EGO4D-Consortium/evalai-demonstrator-proficiency

Repository files navigation

Glossary:

  • POC: Person of contact. The person setting up and hosting a specific challenge.
  • Admin: Currently Tushar Nagarajan or Rohit Girdhar. We manage the main evalai-base repo which will be forked for all challenges. This repo would contain the "common" information like terms, logos, start/end dates etc.
  • EvalAI Admin: Currently Ram Ramrakhya and Rishabh Jain

Challenge setup

A repo and associated EvalAI challenge page will be created (and pre-configured) for each benchmark. Each POC needs to modify and push a series of challenge specific files.

├── challenge_config.yaml                       # Configuration file to define challenge setup
├── evaluation_script                           # Contains the evaluation script
│   ├── __init__.py                             # Imports the modules that involve annotations loading etc
│   └── main.py                                 # Contains the main `evaluate()` method
├── logo.jpg                                    # Logo image of the challenge
EvalAI website
└── templates                                   # Contains challenge related HTML templates
    ├── challenge_test_phase_description.html   # Challenge Test Phase description template
    ├── description.html                        # Challenge description template
    ├── evaluation_details.html                 # Contains description about how submissions will be evaluated for each challenge phase
    ├── submission_guidelines.html              # Contains information about how to make submissions to the challenge
    └── terms_and_conditions.html               # Contains terms and conditions related to the challenge

Challenge_config.yaml: Information about what metrics to display will be shown here. The main section here is the leaderboard which needs to be modified. Only change the keys specified in the comments. The other config has already been done (e.g. start/end date of the challenge, data splits, leaderboard visibility…)

Evaluation_script/: all evaluation code goes here. __init__.py allows you to install any packages that you require for evaluation. main.py must have an evaluate() method that produces a dict with metrics. See LTA example.

EvalAI website/: A series of files that describe the challenge, prizes, evaluation details, T&C etc. These are html files so there’s plenty of flexibility about what goes in here, but please try and keep the overall structure uniform across challenges following the template (e.g., Ego4d logo placement, challenge logo, Goal -> Task -> Prizes structure etc.)
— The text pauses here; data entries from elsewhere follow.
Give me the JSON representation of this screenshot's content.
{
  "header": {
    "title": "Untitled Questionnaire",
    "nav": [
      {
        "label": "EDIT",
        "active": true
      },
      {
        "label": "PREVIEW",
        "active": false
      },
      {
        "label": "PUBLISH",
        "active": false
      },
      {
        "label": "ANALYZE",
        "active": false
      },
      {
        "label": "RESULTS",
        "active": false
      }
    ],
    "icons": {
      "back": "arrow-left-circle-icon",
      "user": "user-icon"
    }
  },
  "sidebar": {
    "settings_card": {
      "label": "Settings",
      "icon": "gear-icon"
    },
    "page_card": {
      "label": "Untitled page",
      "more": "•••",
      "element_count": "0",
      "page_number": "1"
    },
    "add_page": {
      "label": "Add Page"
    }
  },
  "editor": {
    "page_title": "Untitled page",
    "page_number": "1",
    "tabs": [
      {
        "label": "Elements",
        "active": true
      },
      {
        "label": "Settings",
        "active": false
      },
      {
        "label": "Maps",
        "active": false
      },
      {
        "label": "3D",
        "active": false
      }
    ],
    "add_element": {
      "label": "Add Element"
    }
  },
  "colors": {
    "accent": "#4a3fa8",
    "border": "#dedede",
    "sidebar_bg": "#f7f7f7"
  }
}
Steps to be taken by challenge POCs

Step 1: Create challenge repo

  1. Create a new empty repo for your challenge in the https://github.com/EGO4D-Consortium organization. The name of the repo should be evalai-<your challenge short name>-challenge. For example, the "Short-Term Anticipation (STA)" challenge will name their repo evalai-sta-challenge. Lets call the name of this repo as $CHALLENGE_REPO_NAME.

  2. Next, clone the evalai-base repo into your repo. This repo is an Ego4D specific template (of an existing EvalAI template) and contains common configuration details and challenge html templates that every challenge repo should have for consistency. Each challenge repo should ensure that they are synced with this base repo before pushing changes. All the centralized changes to the templates will be pushed to the base repo, hence your challenge repo will have to stay in-sync with the upstream repo. The name of the branch MUST be challenge. This is how you should set it up:

$ export CHALLENGE_REPO_NAME="evalai-sta-challenge"
$ git clone [email protected]:EGO4D-Consortium/evalai-base.git $CHALLENGE_REPO_NAME
$ cd $CHALLENGE_REPO_NAME
$ # now change the remote "origin" to your new repo, and keep the base repo as "upstream"
$ git remote rm origin
$ git remote add origin [email protected]:EGO4D-Consortium/${CHALLENGE_REPO_NAME}.git
$ git remote add upstream [email protected]:EGO4D-Consortium/evalai-base.git
$ git push --set-upstream origin challenge

And you are all set! This repo will have all the good stuff from the base repo, and has base set as upstream, so whenever things change upstream, you will be able to fetch and merge in changes (see Step N below).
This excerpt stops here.